Bij Kabinetsmissive van 2 februari 2017, no. 2017000179, heeft Uwe Majesteit, op voordracht van de Minister van Veiligheid en Justitie, bij de Afdeling advisering van de Raad van State ter overweging aanhangig gemaakt het voorstel van wet tot wijziging van de Opiumwet (verruiming sluitingsbevoegdheid), met memorie van toelichting.

Blijkens de mededeling van de Directeur van Uw kabinet van 2 februari 2017, nr. 2017000179, machtigde Uwe Majesteit de Afdeling advisering van de Raad van State haar advies inzake het bovenvermelde voorstel van wet rechtstreeks aan mij te doen toekomen. Dit advies, gedateerd 17 maart 2017, nr. W03.17.0018/II, bied ik U hierbij aan.

Het wetsvoorstel breidt de bevoegdheid van de burgemeester uit om een pand of woning op grond van de Opiumwet te sluiten2 (hierna: sluitingsbevoegdheid) naar gevallen waarin in een pand of woning voorwerpen of stoffen worden aangetroffen die duidelijk bestemd zijn voor het telen of bereiden van drugs, zoals bepaalde apparatuur, chemicaliën en versnijdingsmiddelen. De bestaande sluitingsbevoegdheid ziet op situaties waarin drugs in een pand of woning worden aangetroffen, verkocht, afgeleverd of verstrekt.

De Afdeling advisering van de Raad van State adviseert het voorstel aan de Tweede Kamer te zenden maar adviseert in de toelichting de passage over de uit het wetsvoorstel voortvloeiende bewijslast van de burgemeester met het oog op sluiting aan te passen.

De voorgestelde sluitingsbevoegdheid ziet op de ingevolge de Opiumwet strafbaar gestelde voorbereidingshandelingen.3 Deze strafbepalingen bevatten volgens de toelichting een subjectief bestanddeel: degene die het voorwerp of de stof in een pand of woning voorhanden heeft, moet weten of ernstige reden hebben om te vermoeden dat het voorwerp of de stof bestemd is voor onder meer het bereiden, bewerken of vervaardigen van harddrugs, respectievelijk voor grootschalige of bedrijfsmatige illegale hennepteelt.
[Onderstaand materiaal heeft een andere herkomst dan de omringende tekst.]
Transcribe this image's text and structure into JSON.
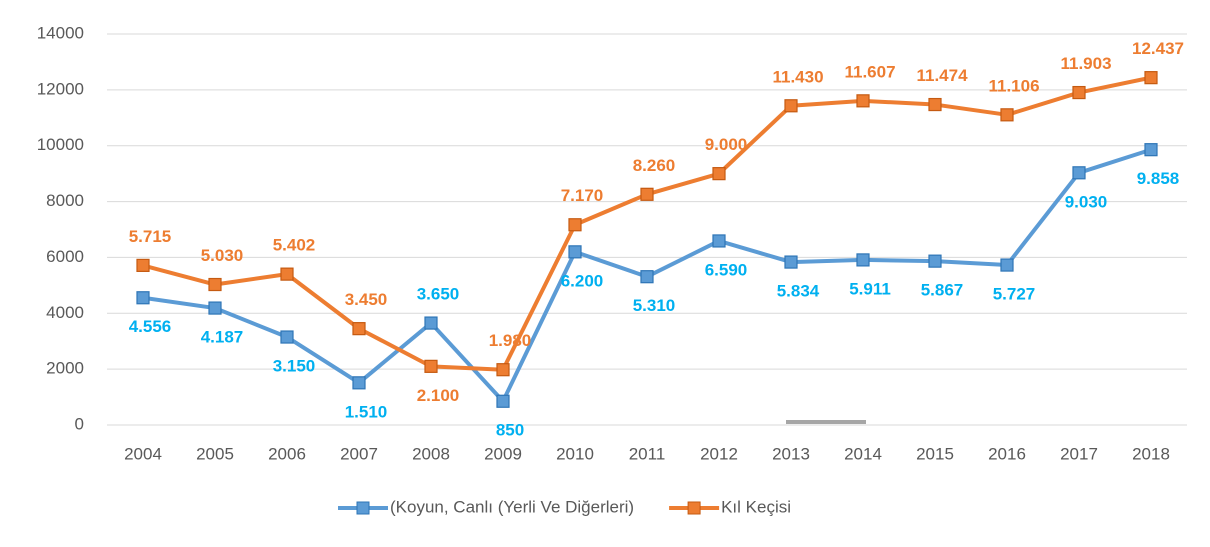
{
  "chart_data": {
    "type": "line",
    "categories": [
      "2004",
      "2005",
      "2006",
      "2007",
      "2008",
      "2009",
      "2010",
      "2011",
      "2012",
      "2013",
      "2014",
      "2015",
      "2016",
      "2017",
      "2018"
    ],
    "series": [
      {
        "name": "(Koyun, Canlı (Yerli Ve Diğerleri)",
        "color": "#5b9bd5",
        "label_color": "#00b0f0",
        "values": [
          4556,
          4187,
          3150,
          1510,
          3650,
          850,
          6200,
          5310,
          6590,
          5834,
          5911,
          5867,
          5727,
          9030,
          9858
        ],
        "value_labels": [
          "4.556",
          "4.187",
          "3.150",
          "1.510",
          "3.650",
          "850",
          "6.200",
          "5.310",
          "6.590",
          "5.834",
          "5.911",
          "5.867",
          "5.727",
          "9.030",
          "9.858"
        ]
      },
      {
        "name": "Kıl Keçisi",
        "color": "#ed7d31",
        "label_color": "#ed7d31",
        "values": [
          5715,
          5030,
          5402,
          3450,
          2100,
          1980,
          7170,
          8260,
          9000,
          11430,
          11607,
          11474,
          11106,
          11903,
          12437
        ],
        "value_labels": [
          "5.715",
          "5.030",
          "5.402",
          "3.450",
          "2.100",
          "1.980",
          "7.170",
          "8.260",
          "9.000",
          "11.430",
          "11.607",
          "11.474",
          "11.106",
          "11.903",
          "12.437"
        ]
      }
    ],
    "ylim": [
      0,
      14000
    ],
    "yticks": [
      0,
      2000,
      4000,
      6000,
      8000,
      10000,
      12000,
      14000
    ],
    "grid": true,
    "legend": "bottom"
  }
}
Dit betekent volgens de toelichting dat de burgemeester, indien hij tot sluiting wil overgaan, voldoende aannemelijk moet kunnen maken dat ook aan het subjectieve bestanddeel van die strafbare feiten is voldaan.4 Tegelijkertijd verwijst de toelichting naar de bestaande rechtspraak van de bestuursrechter die inhoudt dat voor de toepassing van de reeds bestaande sluitingsbevoegdheid verwijtbaarheid van de verhuurder van het pand niet is vereist.5 Het is niet aannemelijk, aldus de toelichting, dat die rechtspraak niet ook zal gelden voor de voorgestelde verruiming van artikel 13b van de Opiumwet; het blijft immers een reparatoire sanctie.6

De Afdeling merkt op dat een verplichting van de burgemeester om met het oog op sluiting het subjectieve bestanddeel van de betreffende feiten aannemelijk te maken, zich niet verdraagt met de beoogde aansluiting bij de bestaande rechtspraak van de bestuursrechter. Indien zoals in de toelichting wordt uitgegaan van deze rechtspraak, zal die verplichting in de praktijk vermoedelijk weinig betekenis hebben. Dit geldt te meer nu blijkens de toelichting de daarvoor noodzakelijke bestuurlijke beoordeling met name lijkt te kunnen worden gebaseerd op de feitelijke omstandigheden zoals door de politie ter plaatse vastgesteld. In dat geval zal de burgemeester al snel ervan mogen uitgaan dat aan het subjectieve bestanddeel zoals voornoemd, zal zijn voldaan.7

De Afdeling adviseert de toelichting in het licht van het voorgaande aan te passen.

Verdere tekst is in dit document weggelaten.